Liza Minnelli Stepping Out! 2015

Liza Minnelli Stepping Out! 2015

Sunday, October 18, 2009

Triumphant Liza soaks up the love


CABARET: Matthew Westwood October 19, 2009
Article from: The Australian
Liza Minnelli
Concert Hall, Sydney Opera House, October 17. Riverside Theatre, Perth, Wednesday; Adelaide Entertainment Centre, Friday; Rod Laver Arena, Melbourne, October 25; Brisbane Entertainment Centre, October 30; Sydney Entertainment Centre, November 2.

THERE was a lot of love in the room on Saturday night, the second of Liza Minnelli's concerts at the Sydney Opera House. It was Minnelli's return to Australia after a gap of 20 years -- her last concerts were billed as The Ultimate Event with Frank Sinatra and Sammy Davis Jr -- and her fans let forth something like two decades' worth of adulation when their idol stepped on to thestage.

"I love you, Liza," a lone voice would cry from the auditorium.

"Oh, I love you too," Minnelli would reply, emphasising every word.

The pitch of mutual admiration continued through the evening, but the love was well earned. Minnelli put everything into opening numbers Teach Me Tonight, If You Hadn't, But You Did and My Own Best Friend.

God knows where Minnelli -- the survivor of four marriages, encephalitis, hip and knee replacements and battles with addiction -- gets her energy from.

And one may have a certain admiration for the singer-as-survivor, emerging triumphant and sequined from private and public travails.

In truth, though, the noise of victory becomes a little wearying. Some songs were belted into shape, the diction unclear and the vibrato wide enough to walk through.

The stage act, too, verges on self-parody, with all that arm-flinging and hands raised in salute. This reached an apogee in the show's climax, the Theme from New York, New York.

Part of the show (with a terrific 12-piece band led by drummer Michael Berkowitz and Billy Stritch at the piano) is based on Minnelli's Tony Award-winning season Liza's at the Palace, at the Palace Theatre in New York. But much of the evening was given over to songs by John Kander and Fred Ebb that were written for Minnelli, or which she made famous: Cabaret, Liza with a Z, and anthems But the World Goes Round and the New York, New York theme.

One longed for quieter numbers that would display another side of Minnelli's gifts.

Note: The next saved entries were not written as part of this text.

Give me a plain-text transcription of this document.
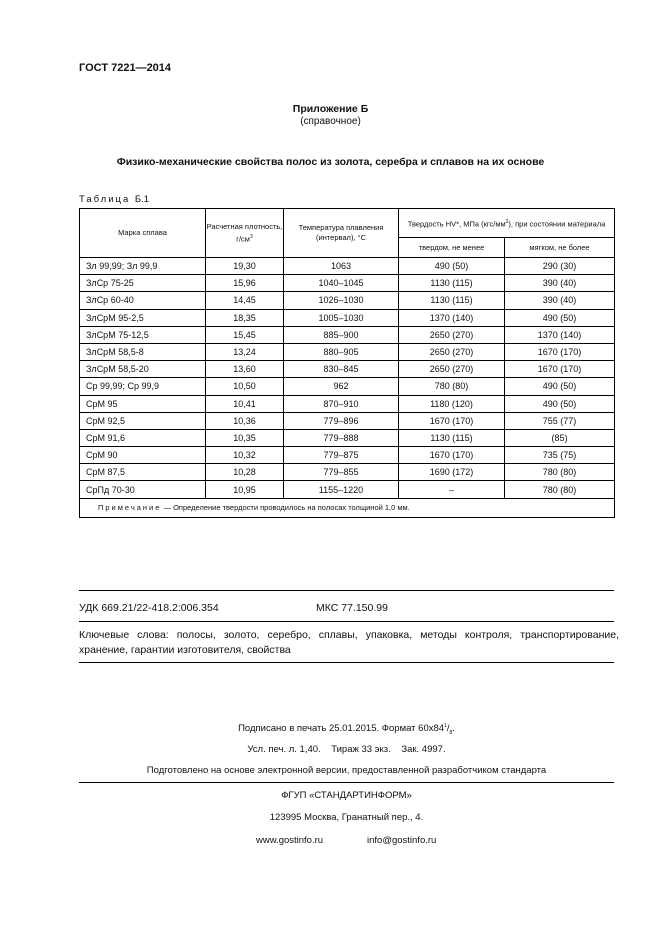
ГОСТ 7221—2014
Приложение Б
(справочное)
Физико-механические свойства полос из золота, серебра и сплавов на их основе
Таблица Б.1
Марка сплава	Расчетная плотность, $г/см^3$	Температура плавления (интервал), °С	Твердость HV*, МПа $(кгс/мм^2)$, при состоянии материала	
			твердом, не менее	мягком, не более
Зл 99,99; Зл 99,9	19,30	1063	490 (50)	290 (30)
ЗлСр 75-25	15,96	1040–1045	1130 (115)	390 (40)
ЗлСр 60-40	14,45	1026–1030	1130 (115)	390 (40)
ЗлСрМ 95-2,5	18,35	1005–1030	1370 (140)	490 (50)
ЗлСрМ 75-12,5	15,45	885–900	2650 (270)	1370 (140)
ЗлСрМ 58,5-8	13,24	880–905	2650 (270)	1670 (170)
ЗлСрМ 58,5-20	13,60	830–845	2650 (270)	1670 (170)
Ср 99,99; Ср 99,9	10,50	962	780 (80)	490 (50)
СрМ 95	10,41	870–910	1180 (120)	490 (50)
СрМ 92,5	10,36	779–896	1670 (170)	755 (77)
СрМ 91,6	10,35	779–888	1130 (115)	(85)
СрМ 90	10,32	779–875	1670 (170)	735 (75)
СрМ 87,5	10,28	779–855	1690 (172)	780 (80)
СрПд 70-30	10,95	1155–1220	–	780 (80)
Примечание — Определение твердости проводилось на полосах толщиной 1,0 мм.				
УДК 669.21/22-418.2:006.354	МКС 77.150.99
Ключевые слова: полосы, золото, серебро, сплавы, упаковка, методы контроля, транспортирование, хранение, гарантии изготовителя, свойства
Подписано в печать 25.01.2015. Формат $60x84^1/_8$.
Усл. печ. л. 1,40.    Тираж 33 экз.    Зак. 4997.
Подготовлено на основе электронной версии, предоставленной разработчиком стандарта
ФГУП «СТАНДАРТИНФОРМ»
123995 Москва, Гранатный пер., 4.
www.gostinfo.ru	info@gostinfo.ru
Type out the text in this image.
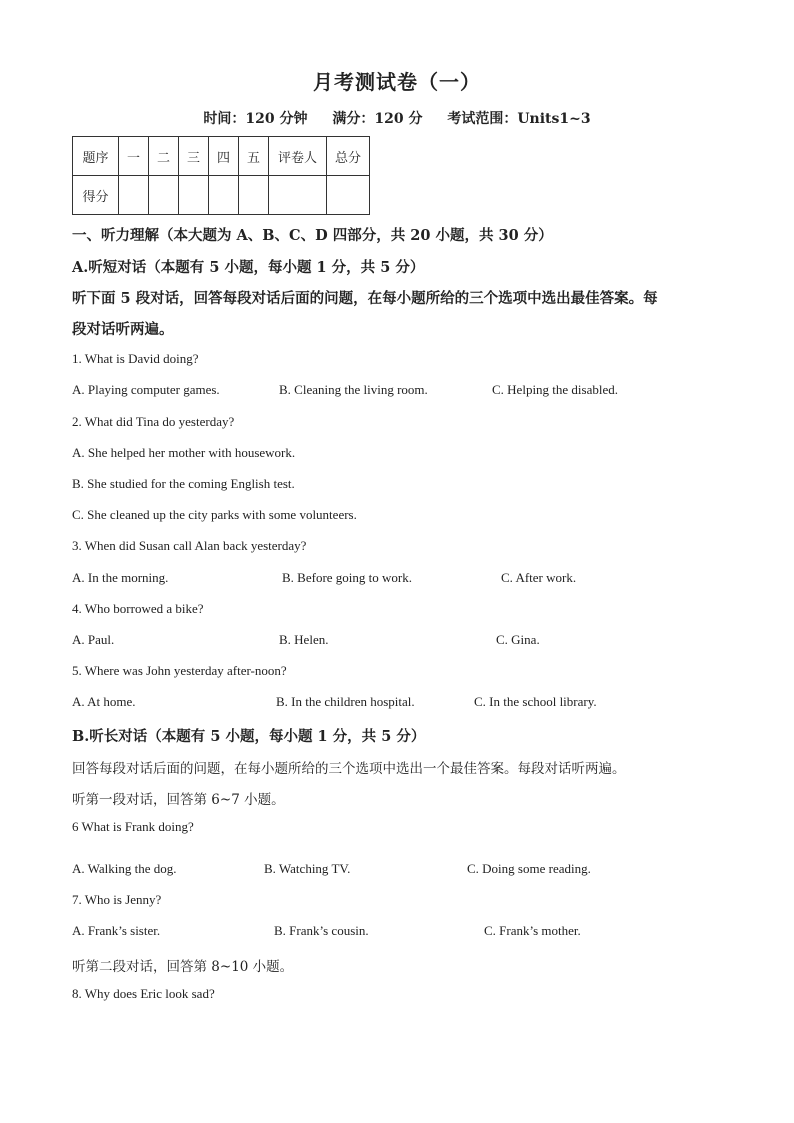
月考测试卷（一）
时间：120 分钟 满分：120 分 考试范围：Units1~3
题序	一	二	三	四	五	评卷人	总分
得分							
一、听力理解（本大题为 A、B、C、D 四部分，共 20 小题，共 30 分）
A.听短对话（本题有 5 小题，每小题 1 分，共 5 分）
听下面 5 段对话，回答每段对话后面的问题，在每小题所给的三个选项中选出最佳答案。每
段对话听两遍。
1. What is David doing?
A. Playing computer games.	B. Cleaning the living room.	C. Helping the disabled.
2. What did Tina do yesterday?
A. She helped her mother with housework.
B. She studied for the coming English test.
C. She cleaned up the city parks with some volunteers.
3. When did Susan call Alan back yesterday?
A. In the morning.	B. Before going to work.	C. After work.
4. Who borrowed a bike?
A. Paul.	B. Helen.	C. Gina.
5. Where was John yesterday after-noon?
A. At home.	B. In the children hospital.	C. In the school library.
B.听长对话（本题有 5 小题，每小题 1 分，共 5 分）
回答每段对话后面的问题，在每小题所给的三个选项中选出一个最佳答案。每段对话听两遍。
听第一段对话，回答第 6~7 小题。
6 What is Frank doing?
A. Walking the dog.	B. Watching TV.	C. Doing some reading.
7. Who is Jenny?
A. Frank’s sister.	B. Frank’s cousin.	C. Frank’s mother.
听第二段对话，回答第 8~10 小题。
8. Why does Eric look sad?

This came in the Charles Aznavour song What Makes a Man a Man and Cole Porter's Every Time We Say Goodbye, but even this tender ballad had to be brought to a show-stopping conclusion.

The show ended in un-diva-like fashion, with Minnelli in a baggy T-shirt and wiping her face with a towel, singing Peter Allen's All the Lives of Me. Even stripped of make-up and false eyelashes, she revealed herself as the supreme entertainer she is.